A woman in Norway has harnessed the power of social media to track down her mother in India. Pinky was born in the Indian city of Calcutta in 1978 and adopted by a Norwegian couple who rechristened her Marie Kristiansen Eftestad and brought her up with great love and affection in the land of the midnight sun.
Forty years later, Marie – a professional beautician living in Sogne in Vest-Agder county – is leaving no stone unturned to somehow find the woman who gave birth to her. She won’t rest until she cracks the mystery which haunts her.
Age and Gerd Kristiansen, Marie’s Norwegian parents, seem to have carefully preserved all the documents relating to her adoption. There is even a tiny black & white photograph of the baby they brought home. Last month, based on her adoption dossier, Marie posted a letter addressed to her biological mother on Facebook.
“Dear mum”, she wrote, “Where are you? On January 14, 1978, you gave birth to me at the Park View Nursing Home in Calcutta. But after fourteen days, you gave me up for adoption. Saroj Sood helped me get adopted in Norway.”
“But every day, I think about you. I wonder if you too have me on your mind after all these years. I don't know where you are or what you are doing. But my only desire is to meet you and thank you for my life. I am forever grateful for you have giving birth to me. There must have been serious compulsions for you to give me up for adoption. I don't hold that against you. I understand that you didn’t want to be identified then.”

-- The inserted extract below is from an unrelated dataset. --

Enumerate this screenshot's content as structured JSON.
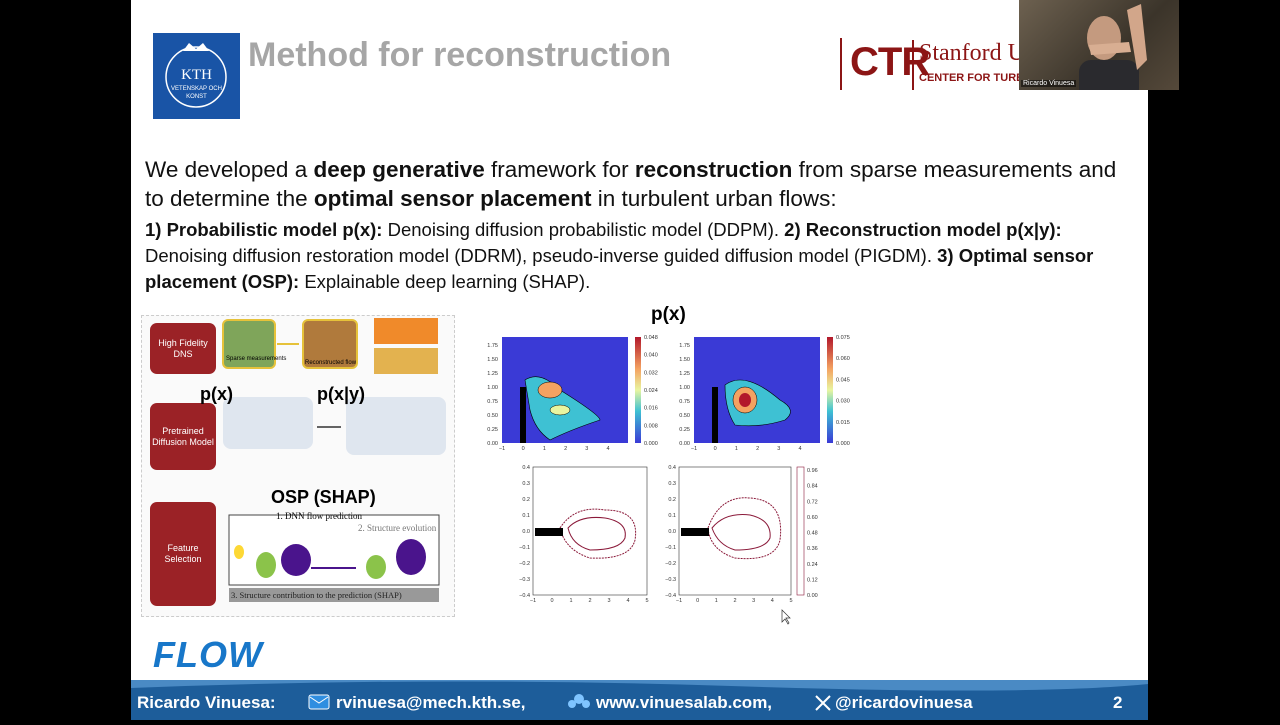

“But I am hoping after all these years, you had a change of heart. I really hope you too want to meet me as much as I want to meet you. If you can't meet me, I will understand. I don't want to jeopardize your life for me. But if a meeting is impossible, I wish I can get a photo of yours to see how you look.”

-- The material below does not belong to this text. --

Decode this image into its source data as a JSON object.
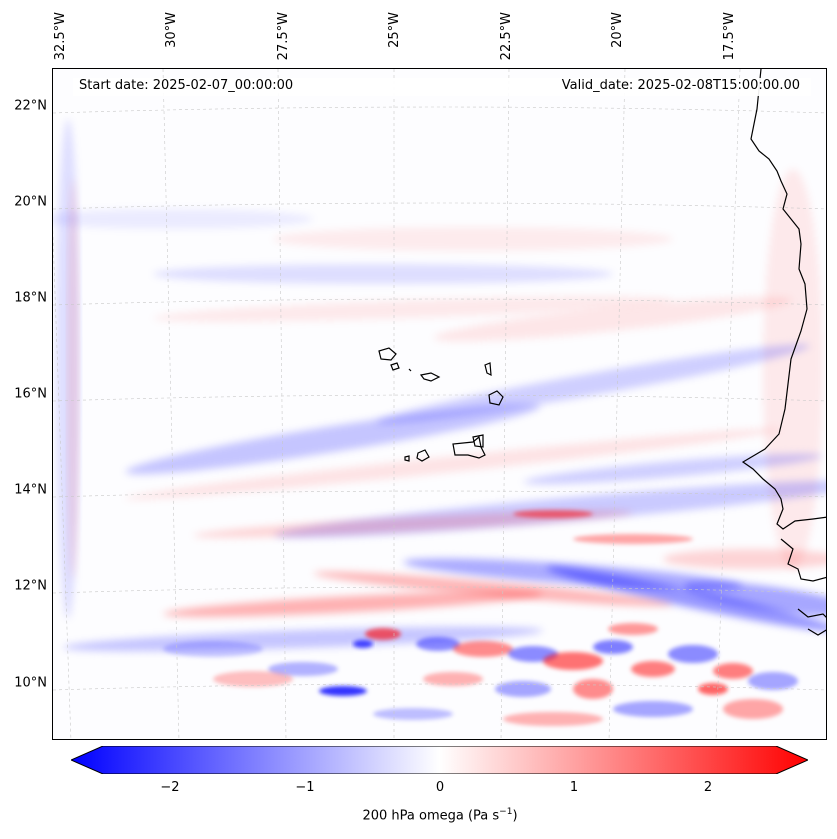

Sood is the founder Secretary of the Indian Society for Sponsorship and Adoption (ISSA). After Marie’s Facebook post was translated into Bengali and received coverage in a Calcutta newspaper, ISSA said it would do its best to reunite Marie with her mother if the confidentiality clause permits.
Marie is pinning her hopes on the incredible reach of social media as well as ISSA records for a reunion with her mother. Her friends are optimistic but they have cautioned her to keep her fingers crossed as luck now holds the key.

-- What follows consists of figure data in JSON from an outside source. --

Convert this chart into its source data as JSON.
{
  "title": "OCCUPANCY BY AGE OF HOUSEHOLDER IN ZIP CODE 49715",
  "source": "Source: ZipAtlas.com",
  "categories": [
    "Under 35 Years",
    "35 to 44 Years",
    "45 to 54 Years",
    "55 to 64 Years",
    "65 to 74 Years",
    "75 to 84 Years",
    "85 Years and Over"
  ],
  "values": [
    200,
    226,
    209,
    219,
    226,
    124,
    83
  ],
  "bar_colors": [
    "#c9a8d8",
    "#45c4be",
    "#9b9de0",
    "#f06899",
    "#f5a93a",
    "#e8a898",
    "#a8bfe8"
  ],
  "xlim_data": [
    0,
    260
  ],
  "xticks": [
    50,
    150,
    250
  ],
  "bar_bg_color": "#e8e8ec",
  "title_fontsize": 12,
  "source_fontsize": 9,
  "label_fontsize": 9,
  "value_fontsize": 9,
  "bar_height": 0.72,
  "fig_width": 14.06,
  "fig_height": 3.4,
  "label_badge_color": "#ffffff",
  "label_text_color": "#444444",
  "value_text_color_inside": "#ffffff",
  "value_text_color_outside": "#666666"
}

Child adoption, especially by foreigners, is still a grey area in India. Many rackets have been unearthed even as adoptees in distant lands crave to reconnect with their hidden roots. In some cases, it has come to light that although the adoptive parents thought that everything was above board as they were given “proper” papers, the adopted child was actually trafficked or kidnapped.
But there have been many happy endings too. Earlier this year, a 27-yearold Dutch woman, Asha, was reunited with her biological mother in Bhandara district of Madhya Pradesh after a search that lasted 10 long years. Asha was 18 months old when she was adopted. Her search for her mother began when she was 17 and the breakthrough came thanks to two social workers who helped her join the dots.
The 2016 film, Lion, which was nominated for Oscars in six categories, told the real life story of Sheru Munshi Khan from a nondescript village in central India who got lost at the age of five and landed in a Calcutta orphanage from where he was adopted by a wealthy businessman in Australia and grew up as Saroo Brierley.
Ultimately the strapping Aussie used Google Earth and fading childhood memories to return home to meet his mother, Fatima, after a quarter of a century.